If you’re worried about your site not being connected to anything at all, you can submit a sitemap.xml page to Google, or a crawl request, so that they know you exist and the bots will start including you in the regular crawls they do. This is a good habit to be in, because doing this will also let Google know that you want your site to be crawled, which means they’ll tell you if there’s an error with your robots.txt or something else.
A Common Web Crawler Mistake: Misusing Robots.txt
Before a spider crawls your web page, it politely asks permission. It does this by querying the robots.txt page and seeing if you have given it permission to crawl the site or not. A good bot (like one of the ones used by the major search engines) will listen to the instructions on the robots.txt page. A naughty one will do whatever it wants, scrape and steal content, and be a nuisance; and we’ll talk about how to deal with that in another article.

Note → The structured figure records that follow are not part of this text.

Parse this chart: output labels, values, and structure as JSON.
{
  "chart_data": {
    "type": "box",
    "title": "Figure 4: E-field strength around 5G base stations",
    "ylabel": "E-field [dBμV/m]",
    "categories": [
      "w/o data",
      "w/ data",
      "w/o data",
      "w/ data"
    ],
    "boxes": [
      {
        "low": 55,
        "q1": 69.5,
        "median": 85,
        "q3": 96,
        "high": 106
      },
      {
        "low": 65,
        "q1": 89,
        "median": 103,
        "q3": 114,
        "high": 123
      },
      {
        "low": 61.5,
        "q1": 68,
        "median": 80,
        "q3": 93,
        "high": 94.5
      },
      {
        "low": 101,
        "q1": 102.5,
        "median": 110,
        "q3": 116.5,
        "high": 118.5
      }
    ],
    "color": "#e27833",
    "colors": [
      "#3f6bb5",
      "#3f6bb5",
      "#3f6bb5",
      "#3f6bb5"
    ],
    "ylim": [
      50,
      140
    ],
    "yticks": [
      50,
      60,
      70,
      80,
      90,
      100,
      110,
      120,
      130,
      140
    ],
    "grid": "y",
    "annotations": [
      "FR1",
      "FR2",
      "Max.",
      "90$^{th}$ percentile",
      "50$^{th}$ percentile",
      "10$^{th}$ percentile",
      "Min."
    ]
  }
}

The problem comes when you have a page you want to be crawled which is telling the spiders to buzz off. This can result in your search ranking declining and your sales dropping. Google has a convenient, free tool you can use to check if your robots.txt page is working as intended.
Wrapping things up
Spiders are our friends, and just like our human visitors, we have to be conscious and empathetic towards them when working on web properties. The best websites optimize for humans and robots, allowing for a great user and crawlability experience end to end. Now that you’re equipped with this knowledge, go out there and make something great!